Frog evolution: Meteor impact that wiped off the dinosaurs 66 million years ago allowed frogs to evolve
Scientists have recently discovered that after a global catastrophe killed off the dinosaurs, frogs began taking advantage of the catastrophe. The new study has claimed that 88 percent of frog species alive today owe their existence to the meteor impact 66 million years ago.
The impact was so strong, it almost wiped out terrestrial life on Earth, according to the study. Only three lineages survived the mass extinction, and almost nine out of 10 of the amphibian species descended from those lineages. As disaster struck, each of the species jumped forward at a junction a junction of the Cretaceous and Paleogene periods formerly known as the KT boundary.
Earlier research did not find a link between the extinction of dinosaurs and the evolution of frogs, claiming that evolution of the latter began 35 million years earlier. Chinese and American biologists involved in the study think otherwise. Their findings have been published in the journal Proceedings of the National Academy of Sciences.
The scientists made the discovery after they analysed genetic data from frogs within 44 living families. There are more than 6,700 known frog species, and they are threatened by climate change, increasing human population and habitat destruction.
“We know that the mass extinction event wiped out most of the dinosaurs, except for a few bird species, which then exploded in diversity and became one of the dominant groups of land animals. As we look at more and more groups of life, we see the same pattern, and that turns out to be the case for frogs as well,” University of Texas, Austin Prof. David Hillis, who is also the study co-author, said in a statement.
A key factor in the success of early frogs was the way they adapted to trees when flowering plants spread across the entire planet.
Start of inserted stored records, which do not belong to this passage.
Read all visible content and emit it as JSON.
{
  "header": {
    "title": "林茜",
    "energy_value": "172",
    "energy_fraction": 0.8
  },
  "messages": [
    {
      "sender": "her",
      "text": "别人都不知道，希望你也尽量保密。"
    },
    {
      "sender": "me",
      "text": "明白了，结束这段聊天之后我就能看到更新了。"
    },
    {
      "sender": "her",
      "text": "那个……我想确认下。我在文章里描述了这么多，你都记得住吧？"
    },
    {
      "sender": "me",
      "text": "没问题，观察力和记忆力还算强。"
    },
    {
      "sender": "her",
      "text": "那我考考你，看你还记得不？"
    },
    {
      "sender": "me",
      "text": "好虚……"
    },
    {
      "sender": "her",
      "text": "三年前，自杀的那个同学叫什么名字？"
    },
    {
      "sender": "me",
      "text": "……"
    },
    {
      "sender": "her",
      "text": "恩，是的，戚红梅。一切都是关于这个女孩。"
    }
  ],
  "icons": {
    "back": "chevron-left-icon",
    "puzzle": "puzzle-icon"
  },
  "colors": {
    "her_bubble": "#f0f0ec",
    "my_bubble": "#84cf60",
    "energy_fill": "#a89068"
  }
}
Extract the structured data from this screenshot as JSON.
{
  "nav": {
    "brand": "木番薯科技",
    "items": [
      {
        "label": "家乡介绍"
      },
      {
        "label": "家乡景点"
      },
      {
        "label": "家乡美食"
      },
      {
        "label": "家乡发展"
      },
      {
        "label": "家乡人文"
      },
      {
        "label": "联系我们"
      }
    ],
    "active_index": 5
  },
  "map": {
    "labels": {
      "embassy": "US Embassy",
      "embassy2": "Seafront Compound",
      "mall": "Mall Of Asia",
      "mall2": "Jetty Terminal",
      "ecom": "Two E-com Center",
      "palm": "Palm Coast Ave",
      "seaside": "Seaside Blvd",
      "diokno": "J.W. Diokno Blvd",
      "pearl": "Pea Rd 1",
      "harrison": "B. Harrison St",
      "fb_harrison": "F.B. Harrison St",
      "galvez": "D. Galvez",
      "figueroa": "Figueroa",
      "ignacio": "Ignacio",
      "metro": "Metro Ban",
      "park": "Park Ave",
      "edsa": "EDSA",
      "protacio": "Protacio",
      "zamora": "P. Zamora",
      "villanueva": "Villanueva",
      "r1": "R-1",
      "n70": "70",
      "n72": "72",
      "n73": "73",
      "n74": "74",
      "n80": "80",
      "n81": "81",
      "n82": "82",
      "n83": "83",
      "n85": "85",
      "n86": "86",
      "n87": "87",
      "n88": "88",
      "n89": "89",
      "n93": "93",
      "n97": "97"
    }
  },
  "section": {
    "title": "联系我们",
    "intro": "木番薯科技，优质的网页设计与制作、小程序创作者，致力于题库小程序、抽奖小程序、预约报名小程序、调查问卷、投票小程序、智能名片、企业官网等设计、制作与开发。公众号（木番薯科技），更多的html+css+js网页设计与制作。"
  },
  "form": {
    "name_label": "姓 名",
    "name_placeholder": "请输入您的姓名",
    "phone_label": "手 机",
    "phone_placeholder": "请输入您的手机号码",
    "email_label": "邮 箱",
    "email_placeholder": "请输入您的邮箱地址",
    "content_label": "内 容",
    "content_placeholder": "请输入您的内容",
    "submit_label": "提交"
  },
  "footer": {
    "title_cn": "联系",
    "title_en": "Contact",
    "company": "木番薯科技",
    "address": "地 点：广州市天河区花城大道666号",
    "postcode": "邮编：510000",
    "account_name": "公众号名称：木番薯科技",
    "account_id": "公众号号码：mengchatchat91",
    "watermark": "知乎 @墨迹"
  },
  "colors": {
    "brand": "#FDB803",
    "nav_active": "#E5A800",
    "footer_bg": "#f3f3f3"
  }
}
They became arboreal, and this led to South America’s great radiation, said University of California, Berkeley, US colleague Prof. David Wake.
The scientists believe that the first survivors protected themselves from the meteor strike by burrowing underground. It was then the arboreal tree frogs that started exploiting newly available habitat niches.The frogs then started producing young ones without the tadpole stage. This is a standard for about half of all frog species present today.